我需要在敘事上將所有這些不同的功能集中到一個人身上,以便我們可以遵循它。我需要一個既能質疑他又有能力質疑他的人,一個能感覺到的人 也許在核子物理方面甚至比他好一點。有人可以代表對所發生事件真相的調查,然後有人會挑戰他並要求他對事實負責,而不感到被他嚇倒。再加上蘇聯的女性——蘇聯國家的女性在性別上並不進步,除了在一個領域,即科學和醫學領域。八十年代蘇聯體系中從事科學和醫學工作的女性比例比美國高很多,部分原因可能是數千萬男性在第二次世界大戰中喪生。因此,他們在幾乎完全由男性主導的政治局中做了一些津貼,而這些津貼是他們在政治局中不一定能做到的——而且也沒有做到。所以我想了解這一點,這是一個有趣的情況——在這個地方,女性實際上得到了提升,並擁有權威和重要的職位。我想創造一個能夠體現所有這些東西的角色來挑戰萊加索夫需要受到挑戰的地方。她是對我來說代表著一種科學理想的人物,是一種勇敢,也是一種固執。必要時願意表現得不愉快。她對人氣不感興趣。她對升職不感興趣。她只關心真相。

實際上與萊加索夫一起工作的科學家,我認為其中一些實際上是女性?

是的。有很多我們永遠不會知道的名字。有科學家。一般來說,因科技原因被派往那裡的婦女都是醫護人員。但也有科學家、女科學家參與了切爾諾貝利事件。事實上,我採訪了一位參與事故發生後立即醫療計劃的人。這些科學家,其中一些完成了自己的工作,而且表現得很好。他們中的一些人,呃,對事情的挑戰有點太大了。據報道,一名科學家受到審判,但審判沒有任何進展,因為我猜蘇聯在他們真正做出判決之前就崩潰了。但這是一段艱難的時期。

你之前說過,你不確定自己是否會像工作時那樣自由寫作切爾諾貝利。我想知道,這個節目的工作對你的工作方式有何影響?或者是您正在追求的項目類型,或者只是您在編寫項目時採用的不同方法?它對你的流程有什麼改變嗎?

我想我已經明白了一件事,我認為我以前沒有空間,那就是心理空間。這就是我的想法、我想要的東西很重要。我來自中產階級背景。我的父母是公立學校的老師。我不是在這裡長大的。

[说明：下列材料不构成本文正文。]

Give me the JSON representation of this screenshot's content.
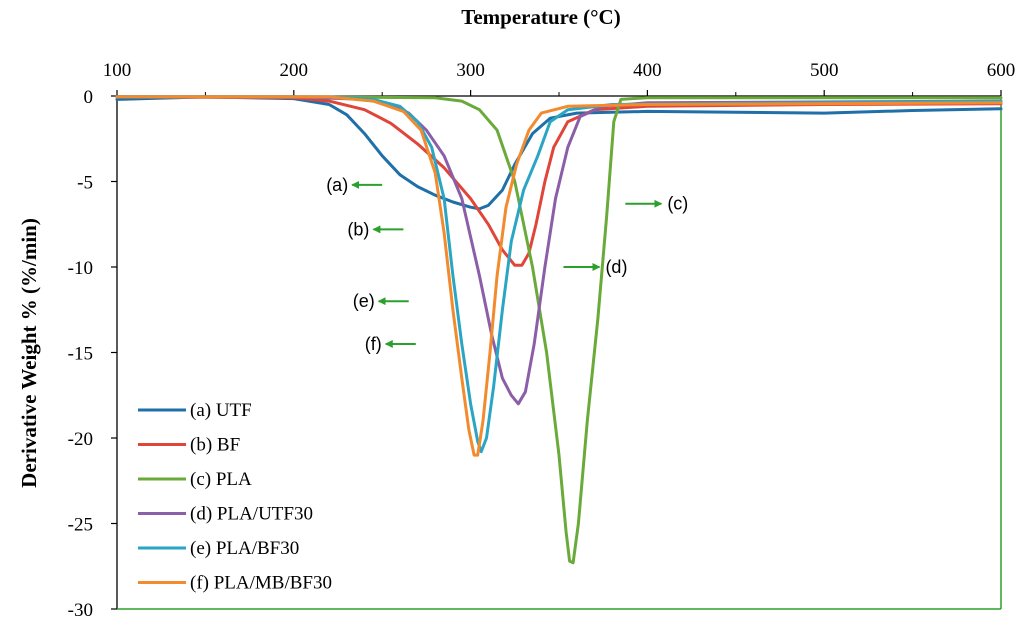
{
  "chart_data": {
    "type": "line",
    "title": "",
    "xlabel": "Temperature (°C)",
    "ylabel": "Derivative Weight % (%/min)",
    "xlim": [
      100,
      600
    ],
    "ylim": [
      -30,
      0
    ],
    "x_ticks": [
      "100",
      "200",
      "300",
      "400",
      "500",
      "600"
    ],
    "y_ticks": [
      "0",
      "-5",
      "-10",
      "-15",
      "-20",
      "-25",
      "-30"
    ],
    "grid": false,
    "legend_position": "bottom-left",
    "series": [
      {
        "key": "a",
        "name": "(a) UTF",
        "color": "#1f6fa8",
        "points": [
          [
            100,
            -0.2
          ],
          [
            150,
            -0.05
          ],
          [
            200,
            -0.15
          ],
          [
            220,
            -0.5
          ],
          [
            230,
            -1.1
          ],
          [
            240,
            -2.2
          ],
          [
            250,
            -3.5
          ],
          [
            260,
            -4.6
          ],
          [
            270,
            -5.3
          ],
          [
            280,
            -5.8
          ],
          [
            290,
            -6.2
          ],
          [
            300,
            -6.5
          ],
          [
            305,
            -6.6
          ],
          [
            310,
            -6.4
          ],
          [
            318,
            -5.5
          ],
          [
            325,
            -4.0
          ],
          [
            335,
            -2.2
          ],
          [
            345,
            -1.3
          ],
          [
            360,
            -1.0
          ],
          [
            400,
            -0.9
          ],
          [
            450,
            -0.95
          ],
          [
            500,
            -1.0
          ],
          [
            550,
            -0.85
          ],
          [
            600,
            -0.75
          ]
        ]
      },
      {
        "key": "b",
        "name": "(b) BF",
        "color": "#e0453a",
        "points": [
          [
            100,
            -0.05
          ],
          [
            200,
            -0.1
          ],
          [
            220,
            -0.3
          ],
          [
            240,
            -0.8
          ],
          [
            255,
            -1.6
          ],
          [
            270,
            -2.8
          ],
          [
            285,
            -4.2
          ],
          [
            300,
            -6.0
          ],
          [
            310,
            -7.5
          ],
          [
            318,
            -9.0
          ],
          [
            325,
            -9.9
          ],
          [
            329,
            -9.9
          ],
          [
            333,
            -9.2
          ],
          [
            337,
            -7.5
          ],
          [
            342,
            -5.0
          ],
          [
            347,
            -3.0
          ],
          [
            355,
            -1.5
          ],
          [
            370,
            -0.8
          ],
          [
            400,
            -0.6
          ],
          [
            500,
            -0.5
          ],
          [
            600,
            -0.45
          ]
        ]
      },
      {
        "key": "c",
        "name": "(c) PLA",
        "color": "#6aaa3a",
        "points": [
          [
            100,
            -0.05
          ],
          [
            200,
            -0.05
          ],
          [
            280,
            -0.1
          ],
          [
            295,
            -0.3
          ],
          [
            305,
            -0.8
          ],
          [
            315,
            -2.0
          ],
          [
            325,
            -5.0
          ],
          [
            335,
            -10.0
          ],
          [
            343,
            -15.0
          ],
          [
            350,
            -21.0
          ],
          [
            354,
            -25.5
          ],
          [
            356,
            -27.2
          ],
          [
            358,
            -27.3
          ],
          [
            361,
            -25.0
          ],
          [
            366,
            -19.0
          ],
          [
            372,
            -13.0
          ],
          [
            377,
            -7.0
          ],
          [
            381,
            -1.5
          ],
          [
            385,
            -0.2
          ],
          [
            400,
            -0.1
          ],
          [
            500,
            -0.1
          ],
          [
            600,
            -0.1
          ]
        ]
      },
      {
        "key": "d",
        "name": "(d) PLA/UTF30",
        "color": "#8b5ea8",
        "points": [
          [
            100,
            -0.05
          ],
          [
            200,
            -0.05
          ],
          [
            240,
            -0.2
          ],
          [
            255,
            -0.5
          ],
          [
            265,
            -1.0
          ],
          [
            275,
            -2.0
          ],
          [
            285,
            -3.5
          ],
          [
            295,
            -6.0
          ],
          [
            305,
            -10.5
          ],
          [
            312,
            -14.0
          ],
          [
            318,
            -16.5
          ],
          [
            323,
            -17.5
          ],
          [
            327,
            -18.0
          ],
          [
            331,
            -17.3
          ],
          [
            336,
            -14.5
          ],
          [
            342,
            -10.0
          ],
          [
            348,
            -6.0
          ],
          [
            355,
            -3.0
          ],
          [
            362,
            -1.2
          ],
          [
            375,
            -0.6
          ],
          [
            400,
            -0.4
          ],
          [
            600,
            -0.3
          ]
        ]
      },
      {
        "key": "e",
        "name": "(e) PLA/BF30",
        "color": "#2aa6c4",
        "points": [
          [
            100,
            -0.05
          ],
          [
            220,
            -0.05
          ],
          [
            245,
            -0.2
          ],
          [
            260,
            -0.6
          ],
          [
            270,
            -1.5
          ],
          [
            278,
            -3.0
          ],
          [
            285,
            -6.0
          ],
          [
            290,
            -10.5
          ],
          [
            295,
            -14.5
          ],
          [
            300,
            -18.0
          ],
          [
            304,
            -20.2
          ],
          [
            306,
            -20.8
          ],
          [
            309,
            -20.0
          ],
          [
            313,
            -17.0
          ],
          [
            318,
            -12.5
          ],
          [
            323,
            -8.5
          ],
          [
            330,
            -5.5
          ],
          [
            338,
            -3.5
          ],
          [
            345,
            -1.5
          ],
          [
            355,
            -0.8
          ],
          [
            380,
            -0.5
          ],
          [
            600,
            -0.3
          ]
        ]
      },
      {
        "key": "f",
        "name": "(f) PLA/MB/BF30",
        "color": "#f28a2e",
        "points": [
          [
            100,
            -0.05
          ],
          [
            220,
            -0.05
          ],
          [
            245,
            -0.3
          ],
          [
            262,
            -0.9
          ],
          [
            272,
            -2.0
          ],
          [
            280,
            -4.5
          ],
          [
            285,
            -8.0
          ],
          [
            290,
            -12.5
          ],
          [
            295,
            -16.5
          ],
          [
            299,
            -19.5
          ],
          [
            302,
            -21.0
          ],
          [
            304,
            -21.0
          ],
          [
            307,
            -19.0
          ],
          [
            311,
            -15.0
          ],
          [
            315,
            -10.5
          ],
          [
            320,
            -6.5
          ],
          [
            326,
            -4.0
          ],
          [
            333,
            -2.0
          ],
          [
            340,
            -1.0
          ],
          [
            355,
            -0.6
          ],
          [
            400,
            -0.5
          ],
          [
            600,
            -0.4
          ]
        ]
      }
    ],
    "annotations": [
      {
        "label": "(a)",
        "x": 250,
        "y": -5.2,
        "arrow": "left",
        "color": "#2ca02c"
      },
      {
        "label": "(b)",
        "x": 262,
        "y": -7.8,
        "arrow": "left",
        "color": "#2ca02c"
      },
      {
        "label": "(c)",
        "x": 396,
        "y": -6.3,
        "arrow": "right",
        "color": "#2ca02c"
      },
      {
        "label": "(d)",
        "x": 361,
        "y": -10.0,
        "arrow": "right",
        "color": "#2ca02c"
      },
      {
        "label": "(e)",
        "x": 265,
        "y": -12.0,
        "arrow": "left",
        "color": "#2ca02c"
      },
      {
        "label": "(f)",
        "x": 269,
        "y": -14.5,
        "arrow": "left",
        "color": "#2ca02c"
      }
    ]
  }
}
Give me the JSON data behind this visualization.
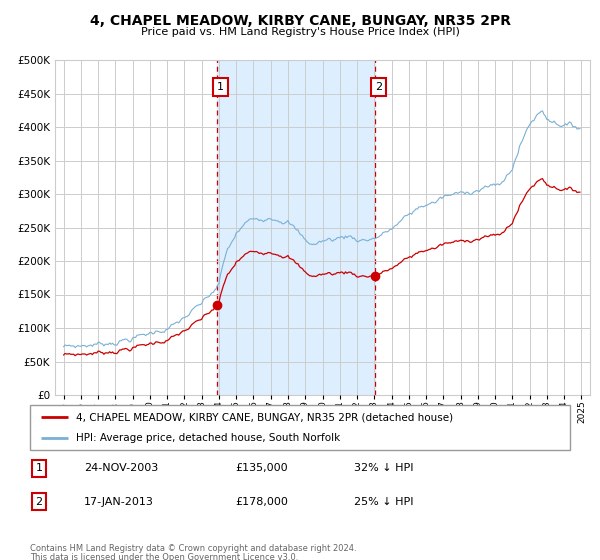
{
  "title": "4, CHAPEL MEADOW, KIRBY CANE, BUNGAY, NR35 2PR",
  "subtitle": "Price paid vs. HM Land Registry's House Price Index (HPI)",
  "legend_line1": "4, CHAPEL MEADOW, KIRBY CANE, BUNGAY, NR35 2PR (detached house)",
  "legend_line2": "HPI: Average price, detached house, South Norfolk",
  "footnote1": "Contains HM Land Registry data © Crown copyright and database right 2024.",
  "footnote2": "This data is licensed under the Open Government Licence v3.0.",
  "sale1_date": "24-NOV-2003",
  "sale1_price": "£135,000",
  "sale1_hpi": "32% ↓ HPI",
  "sale2_date": "17-JAN-2013",
  "sale2_price": "£178,000",
  "sale2_hpi": "25% ↓ HPI",
  "sale1_x": 2003.9,
  "sale1_y": 135000,
  "sale2_x": 2013.05,
  "sale2_y": 178000,
  "red_color": "#cc0000",
  "blue_color": "#7ab0d4",
  "shade_color": "#ddeeff",
  "background_color": "#ffffff",
  "grid_color": "#cccccc",
  "ylim": [
    0,
    500000
  ],
  "xlim": [
    1994.5,
    2025.5
  ]
}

我不知道這個詞是什麼,但權利的反義詞是什麼?這就是我所擁有的。如果你要雇用我,我的義務就是讓你快樂。我認為你開始質疑尊重自己對美好、正確和有價值的感覺的價值,並且你開始帶著一點自我放縱的感覺來投入它。但這是不同的。這種尊重你真正想做的事情的感覺,而不是僅僅出於義務感而做事,是我從中學到的教訓切爾諾貝利。當你寫下你想寫的東西時,那真是太棒了。說這在好萊塢是個難得的經驗聽起來很瘋狂,但確實是個難得的經驗。大多數時候,我們寫的是別人需要我們寫的東西,因為我們必須養活自己、我們的伴侶和我們的孩子,這很困難。即使當你找到你想寫的東西時,其他人也會告訴你,是的,不是那樣,方式。我正在盡力記住這一教訓。